Android malware

A new variant of the FakeBank Android malware includes the ability to intercept phone calls victims are making to their banks, and redirecting users to scammers.

FakeBank is a banking trojan that operates by showing fake login screens on top of a legitimate banking app. Historically, this malware has been one of the most creative Android threats on the market.

In the past, the malware whitelisted its process to remain active while the user's phone went into sleep mode; and also used TeamViewer to grant attackers full access to an infected device.

FakeBank can intercept phone calls

Such tactics were both innovative at the time, but this new FakeBank version is something unique on its own. Security experts say the malware still acts like a regular banking trojan, but with a twist.

Whenever the user attempts to call his bank's number, FakeBank intercepts the call and switches the dialed number to one preconfigured in its configuration file, leading users to scammers that collect their banking information.

Similarly, FakeBank operators can call victims from a special number —also included in the malware's configuration file— that the malware will display on the user's phone as coming from his bank. This allows crooks to carry out scams without the victim suspecting any wrongdoing.

FakeBank active in South Korea only

This new FakeBank variant is currently active only in South Korea, Symantec researchers said today in a report. Experts found the FakeBank banking trojan inside 22 Android apps distributed via third-party app stores and via links shared on social media sites.
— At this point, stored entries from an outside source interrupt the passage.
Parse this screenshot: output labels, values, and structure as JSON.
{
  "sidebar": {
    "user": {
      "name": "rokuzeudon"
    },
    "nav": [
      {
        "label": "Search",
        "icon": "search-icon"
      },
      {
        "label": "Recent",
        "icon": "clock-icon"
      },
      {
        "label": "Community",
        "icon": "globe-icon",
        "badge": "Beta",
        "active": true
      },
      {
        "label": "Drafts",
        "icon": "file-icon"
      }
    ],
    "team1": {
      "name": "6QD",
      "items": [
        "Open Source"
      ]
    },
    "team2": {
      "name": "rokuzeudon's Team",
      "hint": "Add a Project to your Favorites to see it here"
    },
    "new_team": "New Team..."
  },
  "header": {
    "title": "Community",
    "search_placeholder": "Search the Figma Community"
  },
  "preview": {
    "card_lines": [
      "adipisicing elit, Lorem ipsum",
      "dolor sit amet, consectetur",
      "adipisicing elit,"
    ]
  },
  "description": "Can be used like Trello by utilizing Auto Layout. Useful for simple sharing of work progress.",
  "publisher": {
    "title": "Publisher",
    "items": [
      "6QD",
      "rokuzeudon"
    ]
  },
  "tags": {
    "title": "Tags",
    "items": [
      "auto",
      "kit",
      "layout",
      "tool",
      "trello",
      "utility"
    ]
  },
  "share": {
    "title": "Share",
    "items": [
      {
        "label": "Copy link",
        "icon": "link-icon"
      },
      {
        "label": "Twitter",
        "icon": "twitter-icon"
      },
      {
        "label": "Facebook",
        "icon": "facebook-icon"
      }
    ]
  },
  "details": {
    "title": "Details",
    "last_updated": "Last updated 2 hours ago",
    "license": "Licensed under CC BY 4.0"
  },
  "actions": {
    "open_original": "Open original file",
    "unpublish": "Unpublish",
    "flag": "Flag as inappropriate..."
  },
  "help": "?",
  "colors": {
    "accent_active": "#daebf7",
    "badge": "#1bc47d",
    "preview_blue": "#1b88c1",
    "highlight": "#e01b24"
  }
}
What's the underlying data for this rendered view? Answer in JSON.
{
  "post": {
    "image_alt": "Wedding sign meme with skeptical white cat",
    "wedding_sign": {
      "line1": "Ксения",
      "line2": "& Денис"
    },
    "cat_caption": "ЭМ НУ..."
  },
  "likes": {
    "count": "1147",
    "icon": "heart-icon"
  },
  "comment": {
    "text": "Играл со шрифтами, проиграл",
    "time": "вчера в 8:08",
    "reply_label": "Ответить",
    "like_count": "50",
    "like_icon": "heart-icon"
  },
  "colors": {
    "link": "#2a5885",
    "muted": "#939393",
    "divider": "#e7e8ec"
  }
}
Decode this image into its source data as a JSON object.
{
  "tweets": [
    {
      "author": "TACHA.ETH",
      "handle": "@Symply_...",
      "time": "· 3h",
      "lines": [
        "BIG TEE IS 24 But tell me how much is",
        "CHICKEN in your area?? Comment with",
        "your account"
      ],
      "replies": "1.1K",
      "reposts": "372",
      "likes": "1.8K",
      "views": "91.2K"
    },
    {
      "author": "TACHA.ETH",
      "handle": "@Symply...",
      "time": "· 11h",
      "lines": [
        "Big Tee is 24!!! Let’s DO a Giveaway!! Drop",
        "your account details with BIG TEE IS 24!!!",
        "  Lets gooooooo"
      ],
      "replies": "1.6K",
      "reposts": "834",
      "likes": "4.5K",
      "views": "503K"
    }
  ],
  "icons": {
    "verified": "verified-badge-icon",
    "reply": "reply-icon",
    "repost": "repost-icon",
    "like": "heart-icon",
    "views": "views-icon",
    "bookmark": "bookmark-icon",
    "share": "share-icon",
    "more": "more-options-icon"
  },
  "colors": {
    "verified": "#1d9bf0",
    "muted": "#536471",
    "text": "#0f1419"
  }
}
This, once again, shows that the weakest chain in the Android ecosystem is the app installation process, to which users must pay special attention to what apps are they installing, from where, what permissions are they giving these apps, and if these permissions are justified based on the app's features.

An optimal scenario would be if users would limit to installing apps from the official Google Play Store, where they go through a basic malware scanning process.

Earlier this week, Google released its annual Android Security Report, revealing that it continually scans over 50 billion apps per day in search for malicious apps.

According to Google, "in 2017, downloading a [potentially harmful application] from Google Play was less likely than the odds of an asteroid hitting the earth."